[Spectrogram-Android] is a mobile application available on the Google Play store.
It was initially developed as a basic tool to study outdoor sound properties.
It is and will remain free to use and ad-free.
- Realtime time view and frequency view of surrouding sound
- FFT size from 32 to 65536
- Nine windowing functions
- Night/day and portrait/landscape modes
- Install Android Studio 2.3.2, Android SDK and Android NDK
- From the "Android SDK Manager", install the libraries
- "Android Support Library (Obsolete)"
- "Android Support Repository"
Congratulations, you are ready to run the application!
The application follows Android guidelines in terms of Activity lifecycle, View inflation and Preferences management.
It uses native code (C code) to reduce FFT computation time. A JNI bridge defines the binding between Java methods and C functions.
The code is very minimalist. Below the exhaustive list of source files.
Edit:
Note that the C code and JNI bridge have been moved into the dedicated repository sound-engine-android.
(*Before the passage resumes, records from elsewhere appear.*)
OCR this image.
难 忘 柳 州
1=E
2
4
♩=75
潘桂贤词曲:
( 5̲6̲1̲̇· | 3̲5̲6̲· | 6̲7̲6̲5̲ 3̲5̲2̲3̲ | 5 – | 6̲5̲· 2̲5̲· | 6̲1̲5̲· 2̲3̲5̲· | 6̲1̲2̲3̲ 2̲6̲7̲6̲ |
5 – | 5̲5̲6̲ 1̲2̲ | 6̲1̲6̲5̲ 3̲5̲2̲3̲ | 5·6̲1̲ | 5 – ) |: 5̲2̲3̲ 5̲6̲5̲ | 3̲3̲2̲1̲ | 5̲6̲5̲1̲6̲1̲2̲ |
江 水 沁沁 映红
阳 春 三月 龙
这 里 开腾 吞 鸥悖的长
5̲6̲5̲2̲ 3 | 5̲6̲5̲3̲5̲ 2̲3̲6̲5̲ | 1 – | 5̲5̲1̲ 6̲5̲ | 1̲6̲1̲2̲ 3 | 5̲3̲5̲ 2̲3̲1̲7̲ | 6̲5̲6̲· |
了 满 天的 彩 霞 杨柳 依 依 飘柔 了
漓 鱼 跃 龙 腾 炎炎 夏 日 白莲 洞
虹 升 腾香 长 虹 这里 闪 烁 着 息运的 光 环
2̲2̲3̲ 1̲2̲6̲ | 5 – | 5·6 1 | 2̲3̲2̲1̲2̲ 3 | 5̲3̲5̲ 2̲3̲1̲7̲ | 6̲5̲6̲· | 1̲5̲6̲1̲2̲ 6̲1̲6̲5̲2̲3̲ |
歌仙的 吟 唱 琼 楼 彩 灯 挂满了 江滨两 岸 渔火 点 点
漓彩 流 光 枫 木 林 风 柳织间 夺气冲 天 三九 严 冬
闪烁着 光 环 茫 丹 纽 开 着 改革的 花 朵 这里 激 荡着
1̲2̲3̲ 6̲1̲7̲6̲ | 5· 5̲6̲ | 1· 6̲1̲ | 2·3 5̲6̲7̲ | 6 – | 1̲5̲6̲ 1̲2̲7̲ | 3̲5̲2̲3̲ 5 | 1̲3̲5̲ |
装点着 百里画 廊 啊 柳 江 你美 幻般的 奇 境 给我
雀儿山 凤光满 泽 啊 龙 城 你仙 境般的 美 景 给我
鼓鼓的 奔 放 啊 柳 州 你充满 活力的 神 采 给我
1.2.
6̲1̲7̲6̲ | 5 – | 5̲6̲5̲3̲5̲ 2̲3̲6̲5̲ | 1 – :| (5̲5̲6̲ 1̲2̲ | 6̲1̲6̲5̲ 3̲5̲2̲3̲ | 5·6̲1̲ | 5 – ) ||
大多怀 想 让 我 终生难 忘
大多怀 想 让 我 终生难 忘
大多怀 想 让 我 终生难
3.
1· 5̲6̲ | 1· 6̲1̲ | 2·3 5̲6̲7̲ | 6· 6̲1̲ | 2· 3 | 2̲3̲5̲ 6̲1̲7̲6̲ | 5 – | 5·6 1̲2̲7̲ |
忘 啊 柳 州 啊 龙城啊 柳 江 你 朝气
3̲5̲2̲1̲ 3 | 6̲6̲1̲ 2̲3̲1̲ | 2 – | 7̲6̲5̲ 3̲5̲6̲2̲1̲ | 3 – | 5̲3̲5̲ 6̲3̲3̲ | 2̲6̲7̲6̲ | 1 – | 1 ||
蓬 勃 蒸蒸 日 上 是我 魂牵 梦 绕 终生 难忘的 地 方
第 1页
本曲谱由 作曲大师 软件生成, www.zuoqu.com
They are now packaged into .so files and a .jar file attached to this project.
- SpectrogramActivity.java (entry point of the application, renders TimeView and FrequencyView, has access to native code to process audio samples, subscribes to audio recording service)
- PreferencesActivity.java (simple interface to manage user preferences)
- TimeView.java (wave signal rendering, shown on top of the application)
- FrequencyView.java (spectrogram rendering, shown below the wave signal)
- ContinuousRecord.java (background service, continuously records audio, calls a callback for each sample recorded)
- Misc.java (various function to ease preferences manipulation)
- SoundEngine.java (JNI bridge in Java, list of Java methods that are implemented in C)
- jni.c (JNI bridge in C, allows Java calls to be routed to C functions)
- main.c (FFT, windowing ... all sound processing functions)
Basically, an instance of ContinuousRecord is run at startup and continuously records audio samples from the microphone.
Using a callback, each sample is processed within SpectrogramActivity. Results are then sent to TimeView and FrequencyView which update their respective content.
Have killer features in mind you want to implement?
You are very welcome to contribute to the project!
- Add extra languages
- Add frequency range filter
- Add unit test cases (yeah I know...)
- Add ability to play sound from the spectrogram
- Add high resolution spectrogram export feature